Full API documentation available at http://127.0.0.1:17493/docs.
Tech Stack
| Layer | Technology |
|---|---|
| Desktop App | Tauri (Rust) |
| Frontend | React, TypeScript, Tailwind CSS |
| State | Zustand, React Query |
| Backend | FastAPI (Python) |
| TTS Engines | Qwen3-TTS, Qwen CustomVoice, LuxTTS, Chatterbox, Chatterbox Turbo, TADA, Kokoro |
| STT | Whisper / Whisper Turbo (PyTorch or MLX) |
| Local LLM | Qwen3 (0.6B / 1.7B / 4B), shared runtime with TTS / STT |
| MCP Server | FastMCP mounted at /mcp (Streamable HTTP) + bundled stdio shim binary |
| Native Shim | Rust (inside Tauri) for global hotkey, paste injection, focus introspection |
| Effects | Pedalboard (Spotify) |
| Inference | MLX (Apple Silicon) / PyTorch (CUDA/ROCm/XPU/CPU) |
| Database | SQLite |
| Audio | WaveSurfer.js, librosa |
Roadmap
| Feature | Description |
|---|---|
| Windows / Linux auto-paste | Dictation paste parity — SendInput on Windows, uinput / AT-SPI on Linux |
| STT engine expansion | Parakeet v3 and Qwen3-ASR joining Whisper — 50+ languages, better non-English quality |
| Pipeline routing | Configurable source → transform → sink chains with webhook + MCP sinks and a preset editor |
| Streaming transcription | WebSocket /transcribe/stream for partial transcripts as you speak |
| End-to-end speech LLMs | Moshi, GLM-4-Voice, Qwen2.5 Omni — real voice-to-voice, no text between |
| Voice Design | Create new voices from text descriptions |
| Long-form capture | Dual-stream recorder (mic + system audio) with summary LLM transform |
| Platform sinks | Apple Notes, Obsidian, and other opt-in integrations |
| Plugin architecture | Extend with custom models, transforms, and sinks |
| Mobile companion | Control Voicebox from your phone |
For the full engineering status, open-issue triage, and prioritized work queue, see docs/PROJECT_STATUS.md — a living document that tracks what's shipped, what's in-flight, candidate TTS engines under evaluation, and why we've accepted or backlogged specific integrations.
Development
See CONTRIBUTING.md for detailed setup and contribution guidelines.
Quick Start
git clone https://github.com/jamiepine/voicebox.git cd voicebox just setup # creates Python venv, installs all deps just dev # starts backend + desktop app
Install just: brew install just or cargo install just.

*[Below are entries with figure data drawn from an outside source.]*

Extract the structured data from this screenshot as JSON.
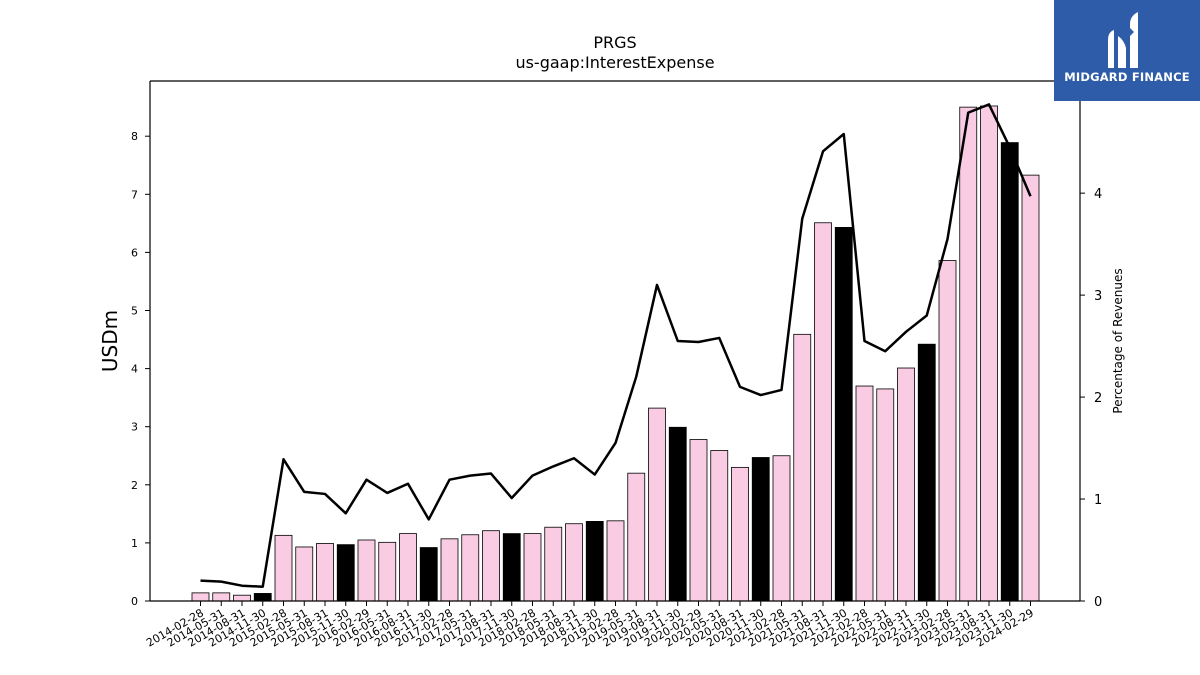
{
  "logo": {
    "text": "MIDGARD FINANCE",
    "background": "#2f5ca8"
  },
  "chart_data": {
    "type": "bar",
    "title": "PRGS",
    "subtitle": "us-gaap:InterestExpense",
    "ylabel": "USDm",
    "y2label": "Percentage of Revenues",
    "ylim": [
      0,
      8.95
    ],
    "y2lim": [
      0,
      5.1
    ],
    "yticks": [
      0,
      1,
      2,
      3,
      4,
      5,
      6,
      7,
      8
    ],
    "y2ticks": [
      0,
      1,
      2,
      3,
      4
    ],
    "grid": false,
    "bar_colors": {
      "default": "#f9cce3",
      "highlight": "#000000"
    },
    "line_color": "#000000",
    "categories": [
      "2014-02-28",
      "2014-05-31",
      "2014-08-31",
      "2014-11-30",
      "2015-02-28",
      "2015-05-31",
      "2015-08-31",
      "2015-11-30",
      "2016-02-29",
      "2016-05-31",
      "2016-08-31",
      "2016-11-30",
      "2017-02-28",
      "2017-05-31",
      "2017-08-31",
      "2017-11-30",
      "2018-02-28",
      "2018-05-31",
      "2018-08-31",
      "2018-11-30",
      "2019-02-28",
      "2019-05-31",
      "2019-08-31",
      "2019-11-30",
      "2020-02-29",
      "2020-05-31",
      "2020-08-31",
      "2020-11-30",
      "2021-02-28",
      "2021-05-31",
      "2021-08-31",
      "2021-11-30",
      "2022-02-28",
      "2022-05-31",
      "2022-08-31",
      "2022-11-30",
      "2023-02-28",
      "2023-05-31",
      "2023-08-31",
      "2023-11-30",
      "2024-02-29"
    ],
    "series": [
      {
        "type": "bar",
        "axis": "left",
        "values": [
          0.14,
          0.14,
          0.1,
          0.13,
          1.13,
          0.93,
          0.99,
          0.97,
          1.05,
          1.01,
          1.16,
          0.92,
          1.07,
          1.14,
          1.21,
          1.16,
          1.16,
          1.27,
          1.33,
          1.37,
          1.38,
          2.2,
          3.32,
          2.99,
          2.78,
          2.59,
          2.3,
          2.47,
          2.5,
          4.59,
          6.51,
          6.43,
          3.7,
          3.65,
          4.01,
          4.42,
          5.86,
          8.5,
          8.52,
          7.89,
          7.33
        ],
        "highlight": [
          false,
          false,
          false,
          true,
          false,
          false,
          false,
          true,
          false,
          false,
          false,
          true,
          false,
          false,
          false,
          true,
          false,
          false,
          false,
          true,
          false,
          false,
          false,
          true,
          false,
          false,
          false,
          true,
          false,
          false,
          false,
          true,
          false,
          false,
          false,
          true,
          false,
          false,
          false,
          true,
          false
        ]
      },
      {
        "type": "line",
        "axis": "right",
        "values": [
          0.2,
          0.19,
          0.15,
          0.14,
          1.39,
          1.07,
          1.05,
          0.86,
          1.19,
          1.06,
          1.15,
          0.8,
          1.19,
          1.23,
          1.25,
          1.01,
          1.23,
          1.32,
          1.4,
          1.24,
          1.55,
          2.2,
          3.1,
          2.55,
          2.54,
          2.58,
          2.1,
          2.02,
          2.07,
          3.75,
          4.41,
          4.58,
          2.55,
          2.45,
          2.64,
          2.8,
          3.55,
          4.79,
          4.87,
          4.45,
          3.97
        ]
      }
    ]
  }
}
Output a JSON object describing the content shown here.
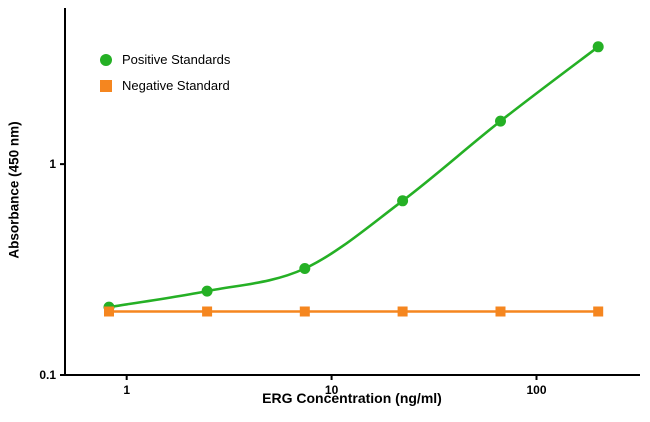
{
  "chart_data": {
    "type": "scatter",
    "title": "",
    "xlabel": "ERG Concentration (ng/ml)",
    "ylabel": "Absorbance (450 nm)",
    "x_scale": "log",
    "y_scale": "log",
    "xlim": [
      0.5,
      320
    ],
    "ylim": [
      0.1,
      5.5
    ],
    "x_ticks": [
      1,
      10,
      100
    ],
    "y_ticks": [
      0.1,
      1
    ],
    "grid": false,
    "legend_position": "top-left-inside",
    "axis_color": "#000000",
    "series": [
      {
        "name": "Positive Standards",
        "marker": "circle",
        "color": "#25b025",
        "curve": "smooth",
        "x": [
          0.82,
          2.47,
          7.4,
          22.2,
          66.7,
          200
        ],
        "y": [
          0.21,
          0.25,
          0.32,
          0.67,
          1.6,
          3.6
        ]
      },
      {
        "name": "Negative Standard",
        "marker": "square",
        "color": "#f5861f",
        "curve": "straight",
        "x": [
          0.82,
          2.47,
          7.4,
          22.2,
          66.7,
          200
        ],
        "y": [
          0.2,
          0.2,
          0.2,
          0.2,
          0.2,
          0.2
        ]
      }
    ]
  }
}
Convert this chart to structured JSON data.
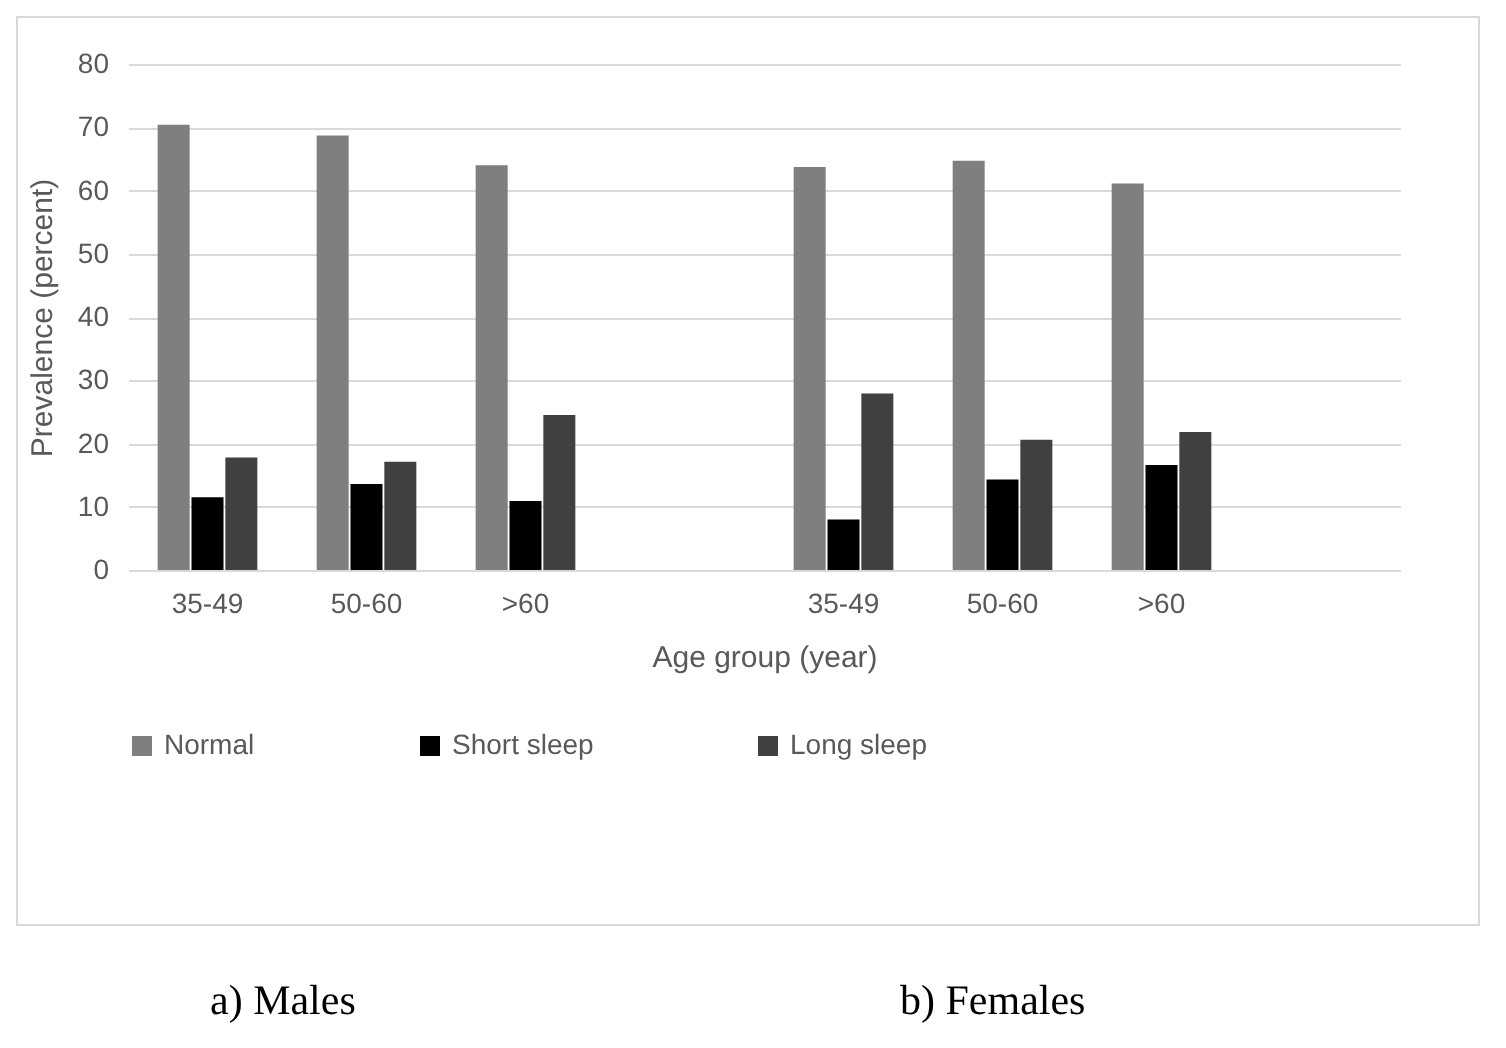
{
  "chart_data": {
    "type": "bar",
    "xlabel": "Age group (year)",
    "ylabel": "Prevalence (percent)",
    "categories": [
      "35-49",
      "50-60",
      ">60",
      null,
      "35-49",
      "50-60",
      ">60",
      null
    ],
    "series": [
      {
        "name": "Normal",
        "color": "#7f7f7f",
        "values": [
          70.4,
          68.7,
          64.0,
          null,
          63.7,
          64.7,
          61.1,
          null
        ]
      },
      {
        "name": "Short sleep",
        "color": "#000000",
        "values": [
          11.5,
          13.6,
          10.9,
          null,
          8.0,
          14.3,
          16.6,
          null
        ]
      },
      {
        "name": "Long sleep",
        "color": "#404040",
        "values": [
          17.8,
          17.1,
          24.5,
          null,
          27.9,
          20.6,
          21.8,
          null
        ]
      }
    ],
    "ylim": [
      0,
      80
    ],
    "yticks": [
      0,
      10,
      20,
      30,
      40,
      50,
      60,
      70,
      80
    ],
    "grid": "y",
    "legend": "bottom",
    "annotations": [
      "a) Males",
      "b) Females"
    ]
  }
}
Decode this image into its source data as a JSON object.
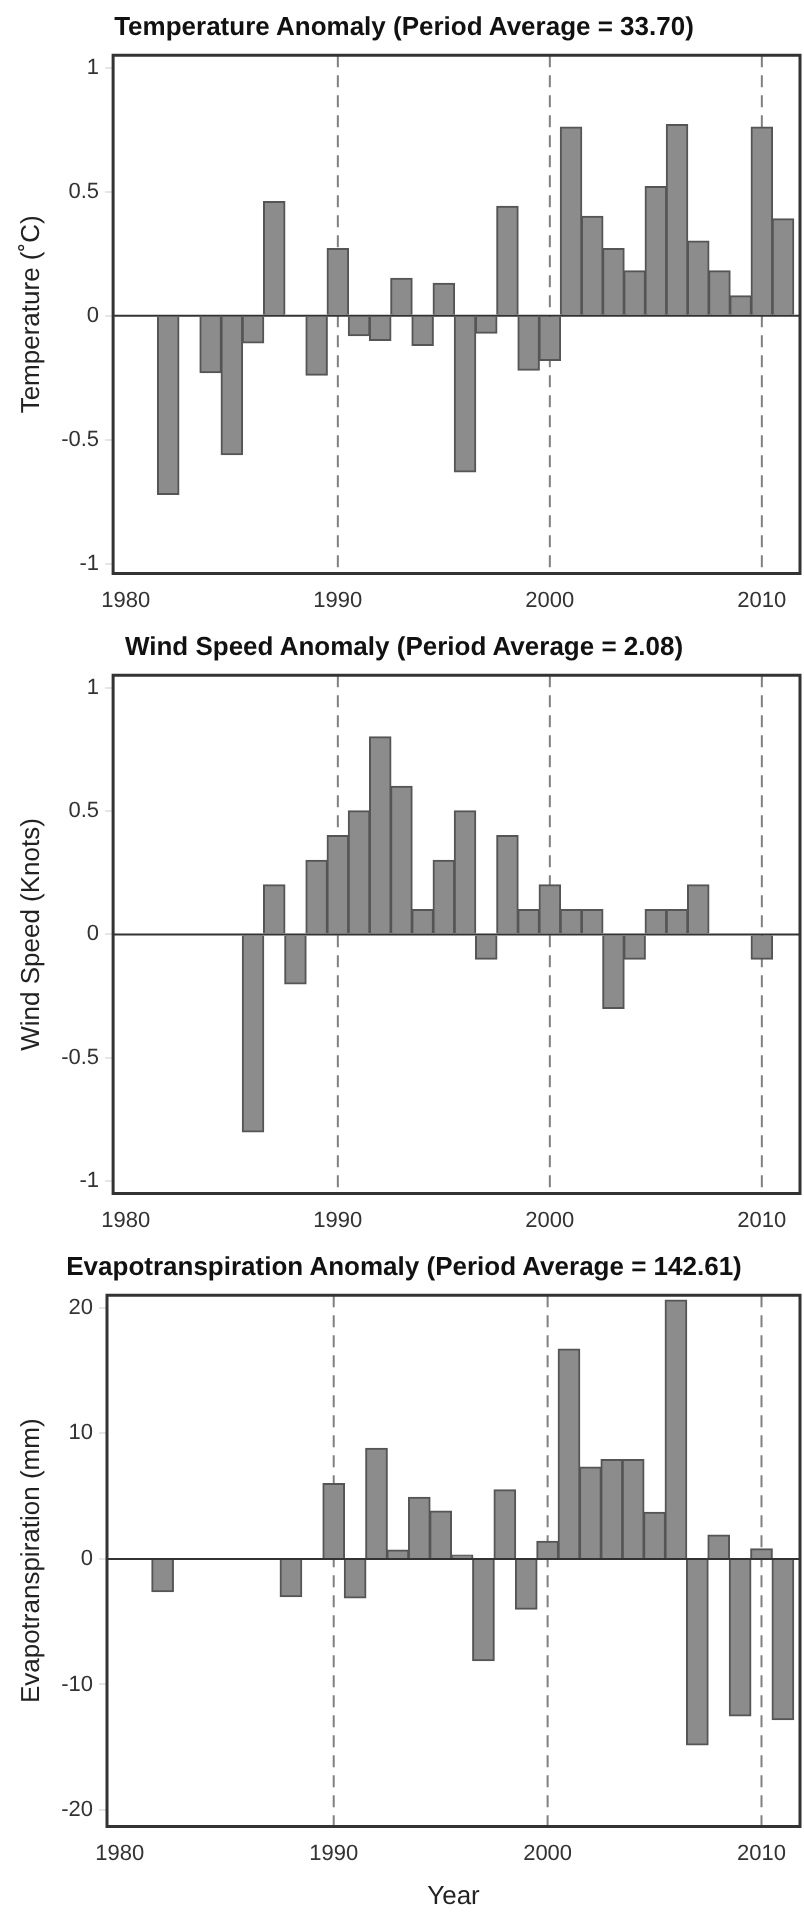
{
  "chart_data": [
    {
      "type": "bar",
      "title": "Temperature Anomaly (Period Average = 33.70)",
      "ylabel": "Temperature (˚C)",
      "x": [
        1982,
        1983,
        1984,
        1985,
        1986,
        1987,
        1988,
        1989,
        1990,
        1991,
        1992,
        1993,
        1994,
        1995,
        1996,
        1997,
        1998,
        1999,
        2000,
        2001,
        2002,
        2003,
        2004,
        2005,
        2006,
        2007,
        2008,
        2009,
        2010,
        2011
      ],
      "values": [
        -0.72,
        null,
        -0.23,
        -0.56,
        -0.11,
        0.46,
        null,
        -0.24,
        0.27,
        -0.08,
        -0.1,
        0.15,
        -0.12,
        0.13,
        -0.63,
        -0.07,
        0.44,
        -0.22,
        -0.18,
        0.76,
        0.4,
        0.27,
        0.18,
        0.52,
        0.77,
        0.3,
        0.18,
        0.08,
        0.76,
        0.39
      ],
      "color": "#8c8c8c",
      "xlim": [
        1979.4,
        2011.8
      ],
      "xticks": [
        1980,
        1990,
        2000,
        2010
      ],
      "ylim": [
        -1.04,
        1.05
      ],
      "yticks": [
        -1,
        -0.5,
        0,
        0.5,
        1
      ],
      "grid": false,
      "legend": false,
      "ref_lines": [
        {
          "axis": "x",
          "value": 1990,
          "line_style": "dashed",
          "color": "#808080"
        },
        {
          "axis": "x",
          "value": 2000,
          "line_style": "dashed",
          "color": "#808080"
        },
        {
          "axis": "x",
          "value": 2010,
          "line_style": "dashed",
          "color": "#808080"
        },
        {
          "axis": "y",
          "value": 0,
          "line_style": "solid",
          "color": "#333333"
        }
      ]
    },
    {
      "type": "bar",
      "title": "Wind Speed Anomaly (Period Average = 2.08)",
      "ylabel": "Wind Speed (Knots)",
      "x": [
        1986,
        1987,
        1988,
        1989,
        1990,
        1991,
        1992,
        1993,
        1994,
        1995,
        1996,
        1997,
        1998,
        1999,
        2000,
        2001,
        2002,
        2003,
        2004,
        2005,
        2006,
        2007,
        2008,
        2009,
        2010
      ],
      "values": [
        -0.8,
        0.2,
        -0.2,
        0.3,
        0.4,
        0.5,
        0.8,
        0.6,
        0.1,
        0.3,
        0.5,
        -0.1,
        0.4,
        0.1,
        0.2,
        0.1,
        0.1,
        -0.3,
        -0.1,
        0.1,
        0.1,
        0.2,
        null,
        null,
        -0.1
      ],
      "color": "#8c8c8c",
      "xlim": [
        1979.4,
        2011.8
      ],
      "xticks": [
        1980,
        1990,
        2000,
        2010
      ],
      "ylim": [
        -1.05,
        1.05
      ],
      "yticks": [
        -1,
        -0.5,
        0,
        0.5,
        1
      ],
      "grid": false,
      "legend": false,
      "ref_lines": [
        {
          "axis": "x",
          "value": 1990,
          "line_style": "dashed",
          "color": "#808080"
        },
        {
          "axis": "x",
          "value": 2000,
          "line_style": "dashed",
          "color": "#808080"
        },
        {
          "axis": "x",
          "value": 2010,
          "line_style": "dashed",
          "color": "#808080"
        },
        {
          "axis": "y",
          "value": 0,
          "line_style": "solid",
          "color": "#333333"
        }
      ]
    },
    {
      "type": "bar",
      "title": "Evapotranspiration Anomaly (Period Average = 142.61)",
      "ylabel": "Evapotranspiration (mm)",
      "xlabel": "Year",
      "x": [
        1982,
        1983,
        1984,
        1985,
        1986,
        1987,
        1988,
        1989,
        1990,
        1991,
        1992,
        1993,
        1994,
        1995,
        1996,
        1997,
        1998,
        1999,
        2000,
        2001,
        2002,
        2003,
        2004,
        2005,
        2006,
        2007,
        2008,
        2009,
        2010,
        2011
      ],
      "values": [
        -2.6,
        null,
        null,
        null,
        null,
        null,
        -3,
        null,
        6,
        -3.1,
        8.8,
        0.7,
        4.9,
        3.8,
        0.3,
        -8.1,
        5.5,
        -4,
        1.4,
        16.7,
        7.3,
        7.9,
        7.9,
        3.7,
        20.6,
        -14.8,
        1.9,
        -12.5,
        0.8,
        -12.8
      ],
      "color": "#8c8c8c",
      "xlim": [
        1979.4,
        2011.8
      ],
      "xticks": [
        1980,
        1990,
        2000,
        2010
      ],
      "ylim": [
        -21.3,
        21
      ],
      "yticks": [
        -20,
        -10,
        0,
        10,
        20
      ],
      "grid": false,
      "legend": false,
      "ref_lines": [
        {
          "axis": "x",
          "value": 1990,
          "line_style": "dashed",
          "color": "#808080"
        },
        {
          "axis": "x",
          "value": 2000,
          "line_style": "dashed",
          "color": "#808080"
        },
        {
          "axis": "x",
          "value": 2010,
          "line_style": "dashed",
          "color": "#808080"
        },
        {
          "axis": "y",
          "value": 0,
          "line_style": "solid",
          "color": "#333333"
        }
      ]
    }
  ]
}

Run just --list to see all commands.
Prerequisites: Bun, Rust, Python 3.11+, Tauri Prerequisites, and Xcode on macOS.
The repo ships a pre-wired .mcp.json at the root — running Claude Code inside this checkout picks up the Voicebox MCP tools automatically once the dev app is running.
Building Locally
just build # Build CPU server binary + Tauri app just build-local # (Windows) Build CPU + CUDA server binaries + Tauri app
Adding New Voice Models
The multi-engine architecture makes adding new TTS engines straightforward. A step-by-step guide covers the full process: dependency research, backend protocol implementation, frontend wiring, and PyInstaller bundling.
The guide is optimized for AI coding agents. An agent skill can pick up a model name and handle the entire integration autonomously — you just test the build locally.
Project Structure
voicebox/
├── app/ # Shared React frontend
├── tauri/ # Desktop app (Tauri + Rust)
├── web/ # Web deployment
├── backend/ # Python FastAPI server
├── landing/ # Marketing website
└── scripts/ # Build & release scripts
Contributing
Contributions welcome! See CONTRIBUTING.md for guidelines.
- Fork the repo
- Create a feature branch
- Make your changes
- Submit a PR
Security
Found a security vulnerability? Please report it responsibly. See SECURITY.md for details.
License
MIT License — see LICENSE for details.